Singapore firms fined $75,000 for personal data lapses affecting over 600,000 people, Tech News News & Top Stories
SINGAPORE – Several companies have been fined a total of $75,000 for breaches and lapses that have affected the personal data of more than 600,000 people, including their names and contact numbers, and, in some cases, financial information.
This included the data of 98,000 Ministry of Defence staff and Singapore Armed Forces servicemen for a breach in 2019 due to a well-known vulnerability that was knowingly left open for more than four years by healthcare training provider HMI Institute of Health Sciences.
HMI was fined the largest amount, $35,000, for the incident, according to a judgment issued by the Personal Data Protection Commission (PDPC) last Thursday (June 10).
The incident affected the data of more than 110,000 people in total, including 250 HMI employees.
Some HMI staff had their salary details, Central Provident Fund information and bank account numbers affected.
Hackers had used ransomware to lock up the data unless money was paid to them.
PDPC also uncovered other data protection lapses, including the use of a single, simple password shared among several people between HMI and its information technology solution service provider.
Besides HMI, PDPC also fined three other companies recently.
Web design and e-commerce solutions firm Webcada was fined $25,000 for a ransomware attack last year affecting the personal data of 520,000 people, including their order histories.

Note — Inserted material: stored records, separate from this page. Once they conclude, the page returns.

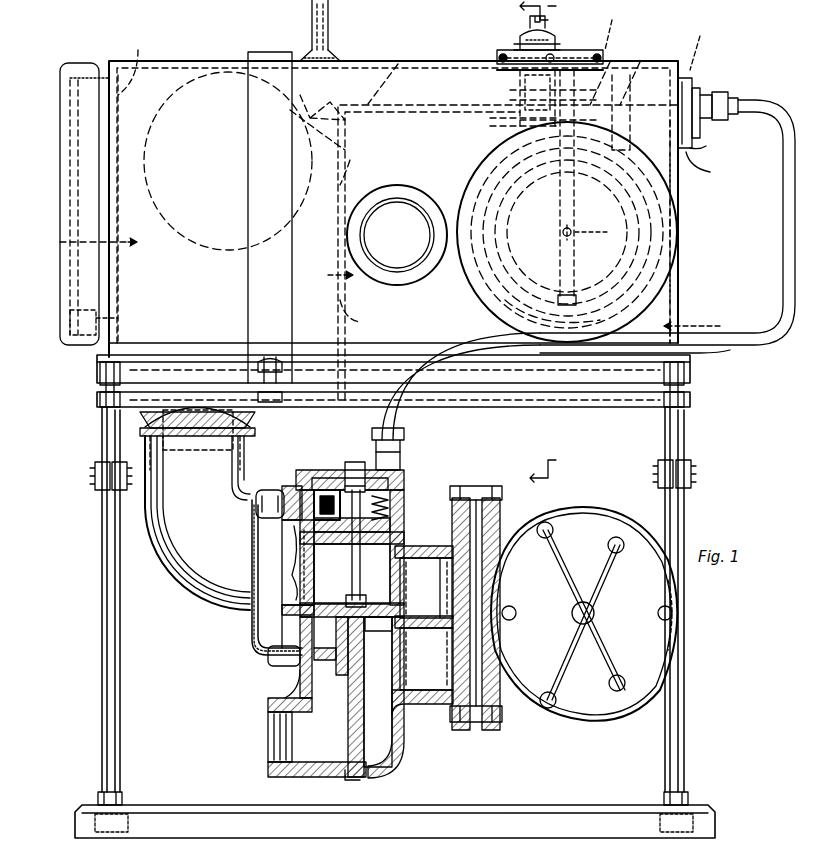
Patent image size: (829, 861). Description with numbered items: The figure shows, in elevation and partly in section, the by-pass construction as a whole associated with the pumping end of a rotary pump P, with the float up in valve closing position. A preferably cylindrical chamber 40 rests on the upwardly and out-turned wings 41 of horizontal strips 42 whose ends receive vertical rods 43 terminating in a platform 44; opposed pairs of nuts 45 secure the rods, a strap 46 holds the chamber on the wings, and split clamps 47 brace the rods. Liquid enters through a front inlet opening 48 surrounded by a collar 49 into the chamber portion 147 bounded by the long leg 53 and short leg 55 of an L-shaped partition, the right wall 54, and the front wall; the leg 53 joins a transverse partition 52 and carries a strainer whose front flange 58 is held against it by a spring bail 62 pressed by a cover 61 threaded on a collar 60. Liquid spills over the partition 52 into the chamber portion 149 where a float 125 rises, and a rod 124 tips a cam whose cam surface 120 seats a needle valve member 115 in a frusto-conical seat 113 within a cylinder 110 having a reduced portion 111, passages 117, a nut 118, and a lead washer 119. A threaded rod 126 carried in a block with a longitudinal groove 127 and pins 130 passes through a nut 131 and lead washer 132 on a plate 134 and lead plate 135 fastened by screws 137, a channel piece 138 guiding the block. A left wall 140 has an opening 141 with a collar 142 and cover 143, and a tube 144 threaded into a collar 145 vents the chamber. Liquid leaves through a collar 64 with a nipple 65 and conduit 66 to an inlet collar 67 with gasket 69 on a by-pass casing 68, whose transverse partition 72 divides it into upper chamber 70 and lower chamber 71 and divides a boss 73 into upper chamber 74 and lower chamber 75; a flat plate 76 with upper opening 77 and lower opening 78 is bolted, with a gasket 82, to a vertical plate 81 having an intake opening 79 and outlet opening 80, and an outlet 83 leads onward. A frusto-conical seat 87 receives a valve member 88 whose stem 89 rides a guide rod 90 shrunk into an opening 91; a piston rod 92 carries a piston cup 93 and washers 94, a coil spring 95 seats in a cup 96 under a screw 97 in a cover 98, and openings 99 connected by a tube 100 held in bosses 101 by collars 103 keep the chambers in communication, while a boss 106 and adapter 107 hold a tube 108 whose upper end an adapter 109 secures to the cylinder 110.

The chamber 40 is at (178, 70).
The wings 41 is at (152, 358).
The horizontal strips 42 is at (100, 392).
The vertical rods 43 is at (102, 660).
The platform 44 is at (382, 835).
The nuts 45 is at (100, 372).
The strap 46 is at (258, 52).
The split clamp 47 is at (100, 480).
The front inlet opening 48 is at (400, 248).
The collar 49 is at (428, 260).
The transverse partition 52 is at (350, 140).
The long leg 53 is at (366, 66).
The right wall 54 is at (680, 304).
The short leg 55 is at (352, 168).
The front flange 58 is at (680, 238).
The collar 60 is at (660, 274).
The cover 61 is at (664, 212).
The spring bail 62 is at (576, 232).
The collar 64 is at (244, 436).
The nipple 65 is at (150, 432).
The conduit 66 is at (178, 536).
The inlet collar 67 is at (298, 592).
The by-pass casing 68 is at (300, 678).
The gasket 69 is at (322, 644).
The upper chamber 70 is at (352, 574).
The lower chamber 71 is at (378, 692).
The transverse partition 72 is at (402, 624).
The boss 73 is at (414, 546).
The upper chamber 74 is at (426, 588).
The lower chamber 75 is at (426, 659).
The flat plate 76 is at (458, 498).
The upper opening 77 is at (448, 556).
The lower opening 78 is at (446, 692).
The intake opening 79 is at (520, 540).
The outlet opening 80 is at (528, 708).
The vertical plate 81 is at (492, 498).
The gasket 82 is at (476, 486).
The outlet 83 is at (270, 744).
The frusto-conical seat 87 is at (378, 618).
The valve member 88 is at (366, 612).
The stem 89 is at (340, 672).
The guide rod 90 is at (350, 718).
The opening 91 is at (374, 786).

The ransomware had been uploaded to the company’s database servers through tools used for remotely monitoring and managing servers.
There was no evidence of data being stolen and the affected data was restored from backups.
ST Logistics, which provides logistical services to the Government as well as the defence and commercial sectors, was fined $8,000 for a 2019 incident in which the personal data of 2,400 Mindef and SAF staff could have been accessed by hackers.
It happened after some of the organisation’s laptops were infected with malware from e-mails sent to the the company.
Finally, technology consulting and digital solutions company Larsen and Toubro Infotech’s Singapore branch was fined $7,000 after the data from 13 past job applicants’ forms was disclosed by 10 company employees to 74 other job applicants through e-mails from 2016 to 2020.
The data included salary information, past employment history, medical health status and any criminal records.